Sousa Real com as orelhas a arder
Entre as declarações sobre a votação dos cerca de 400 mil portugueses que estão em isolamento devido à Covid-19, Costa tentou desviar-se do assunto que marcava a atualidade daquele distrito agrícola – o impacto da demissão em bloco de cirurgiões no Hospital de Beja horas.
Porém, a caminho do final da tarde, assim que rumou à principal artéria pedonal da capital do Baixo Alentejo, para a primeira arruada da caravana no continente, acompanhado pelo socialista que dirige os destinos locais da “Pax Julia”, teve de ouvir daqueles com quem se cruzava – entre um ainda pouco aquecido “Costa vai em frente tens aqui a tua gente” – muitas queixas sobre a unidade hospitalar. Isso, e muitos alertas sobre o risco de dar cobertura às exigências do PAN. “Olhe que eles aqui nem um voto. Nem assim [uma unha], Isso é lá para Lisboa, onde só se come tudo embalado. Que não venha a precisar deles”, atirou um agricultor, com ar de latifundiário alentejano, à saída do café mais antigo de Beja, o “Luiz da Rocha”, horas depois de os dirigentes da Confederação dos Agricultores de Portugal (CAP) terem posto o partido de Inês Sousa Real debaixo de fogo. Como fez também o histórico socialista Manuel Alegre, num artigo na imprensa, que quebrou o silêncio que manteve desde que se bateu contra as mexidas no apoio à atividade tauromáquica, exigidas pelo PAN.
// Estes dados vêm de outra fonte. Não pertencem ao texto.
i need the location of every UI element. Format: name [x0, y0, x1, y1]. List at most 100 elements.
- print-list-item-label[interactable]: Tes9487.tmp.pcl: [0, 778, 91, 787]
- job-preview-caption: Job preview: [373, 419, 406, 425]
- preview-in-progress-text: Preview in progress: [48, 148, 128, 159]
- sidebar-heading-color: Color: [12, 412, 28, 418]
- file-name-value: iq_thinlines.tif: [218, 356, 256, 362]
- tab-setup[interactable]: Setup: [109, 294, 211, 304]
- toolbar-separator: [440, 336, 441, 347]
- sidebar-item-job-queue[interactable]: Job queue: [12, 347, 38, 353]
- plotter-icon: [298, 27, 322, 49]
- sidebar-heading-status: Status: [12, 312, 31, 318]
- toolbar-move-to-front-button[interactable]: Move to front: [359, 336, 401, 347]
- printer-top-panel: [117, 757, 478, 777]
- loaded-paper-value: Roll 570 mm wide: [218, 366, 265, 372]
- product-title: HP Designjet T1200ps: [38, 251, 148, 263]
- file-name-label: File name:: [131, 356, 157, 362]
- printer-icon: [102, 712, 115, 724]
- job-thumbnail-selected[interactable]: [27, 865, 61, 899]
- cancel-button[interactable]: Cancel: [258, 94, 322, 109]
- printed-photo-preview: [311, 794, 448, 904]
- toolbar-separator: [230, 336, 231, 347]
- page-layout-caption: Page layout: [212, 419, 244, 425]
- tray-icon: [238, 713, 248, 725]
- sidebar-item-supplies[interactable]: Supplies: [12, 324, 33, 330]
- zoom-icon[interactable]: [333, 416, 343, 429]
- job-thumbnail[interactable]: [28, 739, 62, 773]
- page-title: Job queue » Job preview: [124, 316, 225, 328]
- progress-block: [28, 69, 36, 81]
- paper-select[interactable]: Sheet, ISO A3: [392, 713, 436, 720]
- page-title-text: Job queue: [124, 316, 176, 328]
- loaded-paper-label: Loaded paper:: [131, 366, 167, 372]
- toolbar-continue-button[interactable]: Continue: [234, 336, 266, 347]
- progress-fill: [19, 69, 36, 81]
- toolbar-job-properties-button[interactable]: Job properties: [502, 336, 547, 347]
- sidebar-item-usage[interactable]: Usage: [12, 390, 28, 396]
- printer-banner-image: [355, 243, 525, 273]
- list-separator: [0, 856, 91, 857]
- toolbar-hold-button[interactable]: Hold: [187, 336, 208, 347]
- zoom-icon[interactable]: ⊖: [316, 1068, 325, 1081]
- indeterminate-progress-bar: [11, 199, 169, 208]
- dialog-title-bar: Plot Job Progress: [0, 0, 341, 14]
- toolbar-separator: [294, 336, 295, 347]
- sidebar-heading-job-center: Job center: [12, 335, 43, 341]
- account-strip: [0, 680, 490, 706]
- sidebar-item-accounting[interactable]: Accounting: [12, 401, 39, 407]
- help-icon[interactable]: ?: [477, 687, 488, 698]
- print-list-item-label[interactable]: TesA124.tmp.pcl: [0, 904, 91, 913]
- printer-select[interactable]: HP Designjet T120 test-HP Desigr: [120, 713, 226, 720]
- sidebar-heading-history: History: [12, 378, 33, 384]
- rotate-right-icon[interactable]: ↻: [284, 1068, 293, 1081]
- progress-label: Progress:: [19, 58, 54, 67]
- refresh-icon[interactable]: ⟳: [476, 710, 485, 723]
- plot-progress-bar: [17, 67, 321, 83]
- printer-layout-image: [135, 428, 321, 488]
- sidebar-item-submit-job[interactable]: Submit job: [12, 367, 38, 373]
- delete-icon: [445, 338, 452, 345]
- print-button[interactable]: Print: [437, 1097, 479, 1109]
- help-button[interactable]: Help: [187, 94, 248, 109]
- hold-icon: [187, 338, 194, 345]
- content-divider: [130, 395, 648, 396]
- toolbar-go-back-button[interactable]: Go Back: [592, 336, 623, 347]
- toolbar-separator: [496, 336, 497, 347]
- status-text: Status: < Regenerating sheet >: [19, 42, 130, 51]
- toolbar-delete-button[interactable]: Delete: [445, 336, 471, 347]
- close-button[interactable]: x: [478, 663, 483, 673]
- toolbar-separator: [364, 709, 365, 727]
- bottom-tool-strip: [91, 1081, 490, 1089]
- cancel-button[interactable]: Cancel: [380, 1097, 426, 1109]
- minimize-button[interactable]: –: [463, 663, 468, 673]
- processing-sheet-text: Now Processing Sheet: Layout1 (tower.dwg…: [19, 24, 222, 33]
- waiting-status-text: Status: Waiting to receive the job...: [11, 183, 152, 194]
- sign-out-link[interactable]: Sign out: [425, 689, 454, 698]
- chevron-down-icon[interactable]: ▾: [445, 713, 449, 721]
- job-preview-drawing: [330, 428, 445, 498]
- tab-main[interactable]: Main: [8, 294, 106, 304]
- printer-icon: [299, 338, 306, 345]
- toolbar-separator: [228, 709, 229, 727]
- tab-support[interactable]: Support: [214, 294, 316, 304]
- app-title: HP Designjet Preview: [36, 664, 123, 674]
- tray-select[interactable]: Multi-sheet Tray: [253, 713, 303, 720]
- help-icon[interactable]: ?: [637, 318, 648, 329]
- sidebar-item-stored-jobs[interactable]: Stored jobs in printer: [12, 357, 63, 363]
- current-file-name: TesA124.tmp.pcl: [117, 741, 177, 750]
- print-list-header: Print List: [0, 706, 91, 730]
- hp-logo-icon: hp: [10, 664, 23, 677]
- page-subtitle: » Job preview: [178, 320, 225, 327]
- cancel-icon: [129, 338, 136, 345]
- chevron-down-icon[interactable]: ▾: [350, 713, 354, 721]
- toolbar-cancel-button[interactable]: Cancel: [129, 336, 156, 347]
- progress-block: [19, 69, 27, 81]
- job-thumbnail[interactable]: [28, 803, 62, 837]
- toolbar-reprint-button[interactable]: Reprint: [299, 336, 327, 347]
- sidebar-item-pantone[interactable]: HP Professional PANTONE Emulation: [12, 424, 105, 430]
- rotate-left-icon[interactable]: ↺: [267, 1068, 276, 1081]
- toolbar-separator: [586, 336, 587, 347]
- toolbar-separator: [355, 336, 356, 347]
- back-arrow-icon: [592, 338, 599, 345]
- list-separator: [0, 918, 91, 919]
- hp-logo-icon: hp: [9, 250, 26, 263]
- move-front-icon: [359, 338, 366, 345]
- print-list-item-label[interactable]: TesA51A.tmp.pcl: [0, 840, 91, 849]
Apesar de no debate contra Rui Rio ter admitido que o PAN pode ser aquela bancada que ajude a somar, num cenário de uma vitória magra do PS, Costa tentou dar uma outra leitura às críticas que ouviu: “O que a CAP devia dizer é que se deve votar no PS para o PS ter maioria. Já Manuel Alegre, penso que não criticou nada; disse o óbvio. Disse que é preciso dar uma maioria ao PS, para o PS poder governar com autonomia”.
Mais: “nestes anos, em que governámos em parceira com outros partidos [de que não disse o nome], nunca deixámos de preservar o essencial. Estamos aqui porque não cedemos onde não é para ceder. Diálogo é uma coisa, mas ceder em valores essenciais não é possível”.
A pausa no “Luiz da Rocha” foi maior que o tempo que levou a arruada até ao carro, de onde o motorista de Costa haveria de tirar uma caixa de morangos – das várias trazidas da PaxBerry – para Pedro do Carmo, cabeça de lista do PS em Beja. “Eh pá, pensei que era um queijo”, ironizou aquele deputado. “Ah, pois, que essa barriga não se cria a morangos”, atirou um dos socialistas pendurados na cabeça de um grupo mais enérgico, que, mesmo ficando por ali, daria o mote para, em Faro , o líder do PS desferir um ataque aos antigos parceiros da Gerigonça.
Aliás, ao início da noite, António Costa acusou o toque de que já entendeu que o BE e o PCP mudaram de estratégia à última hora e passaram a puxar pelos galões da autoria da solução governativa de esquerda e a apontar ao PS a culpa pelo fim da mesma. Só que houve uma particularidade: o socialista não mencionou, em caso algum, o nome de tais forças políticas.
“Não venham com desculpas de que queriam afinal negociar o Orçamento do Estado, porque estivemos vários meses a negociar”, deu como versão da crise, apontando o dedo em riste a comunistas e bloquistas, por terem tentando amputar a estratégia socialista. “Não deram sequer oportunidade de prolongar as negociações e tentar melhorá-lo na especialidade, reservando o voto para a votação final. Não. Quiseram logo cortar-nos as pernas ao início e chumbaram o Orçamento logo na generalidade”, atirou, no que parece ter sido algo ensaiado a Sul e que pode vir a subir de tom, ao mesmo tempo que Costa sobe pelo País acima a partir desta quinta-feira.